In a fiery speech Tuesday, the head of the Centers for Medicare & Medicaid Services top official issued a “call to action” to providers and said the healthcare industry’s status quo is no longer acceptable.

Administrator Seema Verma highlighted the industry’s new Patient-Driven Payment Model — along with similar reimbursement changes for home health and labs — as ways to transform the payment system, but said further reform is needed. She noted during the CMS Quality Conference that these are first steps to move SNFs and other providers toward a more “outcomes-based system.”

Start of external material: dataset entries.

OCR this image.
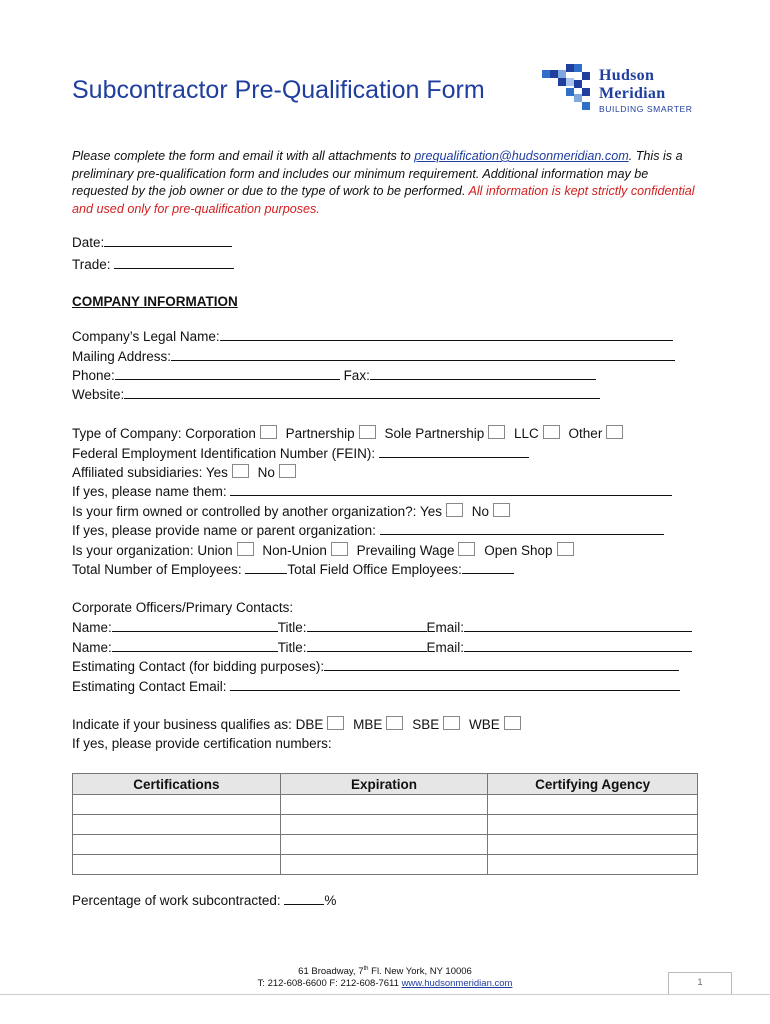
Subcontractor Pre-Qualification Form
Hudson
Meridian
BUILDING SMARTER
Please complete the form and email it with all attachments to prequalification@hudsonmeridian.com. This is a preliminary pre-qualification form and includes our minimum requirement. Additional information may be requested by the job owner or due to the type of work to be performed. All information is kept strictly confidential and used only for pre-qualification purposes.
Date:
Trade:
COMPANY INFORMATION
Company’s Legal Name:
Mailing Address:
Phone:	Fax:
Website:
Type of Company: Corporation Partnership Sole Partnership LLC Other
Federal Employment Identification Number (FEIN):
Affiliated subsidiaries: Yes No
If yes, please name them:
Is your firm owned or controlled by another organization?: Yes No
If yes, please provide name or parent organization:
Is your organization: Union Non-Union Prevailing Wage Open Shop
Total Number of Employees:	Total Field Office Employees:
Corporate Officers/Primary Contacts:
Name:	Title:	Email:
Name:	Title:	Email:
Estimating Contact (for bidding purposes):
Estimating Contact Email:
Indicate if your business qualifies as: DBE MBE SBE WBE
If yes, please provide certification numbers:
Certifications	Expiration	Certifying Agency

Percentage of work subcontracted:	%
61 Broadway, 7th Fl. New York, NY 10006
T: 212-608-6600 F: 212-608-7611 www.hudsonmeridian.com	1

Only 14% of all healthcare providers are in value-based agreements, which needs to “speed up,” she said.

“We will go further, as our system needs to realign payment incentives to pay for the results we desire,” she told attendees in Baltimore. “When providers have responsibility for managing a budget and their reimbursement is tied to the results they produce, they will be incentivized to find innovative ways to keep people healthy and lower costs.”

Previewing what’s on the horizon, she pointed to CMS’ announcement this week that it’s launched a new app to allow beneficiaries to more easily determine what Medicare covers. Verma said eMedicare will eventually allow beneficiaries to compare quality ratings “across all types of care settings, instead of having to look across 10 different sites that exist today.”  

The CMS chief also lambasted overly burdensome measurements in the industry. Officials are developing a “next generation set of measures” that are more dynamic and can allow patients to easily identify high-value providers.

“I can tell you that creating hundreds of measures — which evaluate processes not outcomes, which create complex reporting requirements that drive up costs — is not the way,” she said. “Those are not the results we want, it’s not helpful to patients and it’s not helpful to providers.”

Verma added that, as CMS moves toward more innovative payment models, it also must adopt better strategies to root out fraud. She said her agency is working on advanced data analytics tools to help review more claims and better address what it’s found to be high-fraud areas.

“The reality is that the old-fashioned way of approaching program integrity has only allowed us to review less than two-tenths of a percent of the over 1 billion claims that Medicare processes every year,” she said. “And as we move towards innovative payment models, we need to adopt a modern, smarter program integrity strategy.”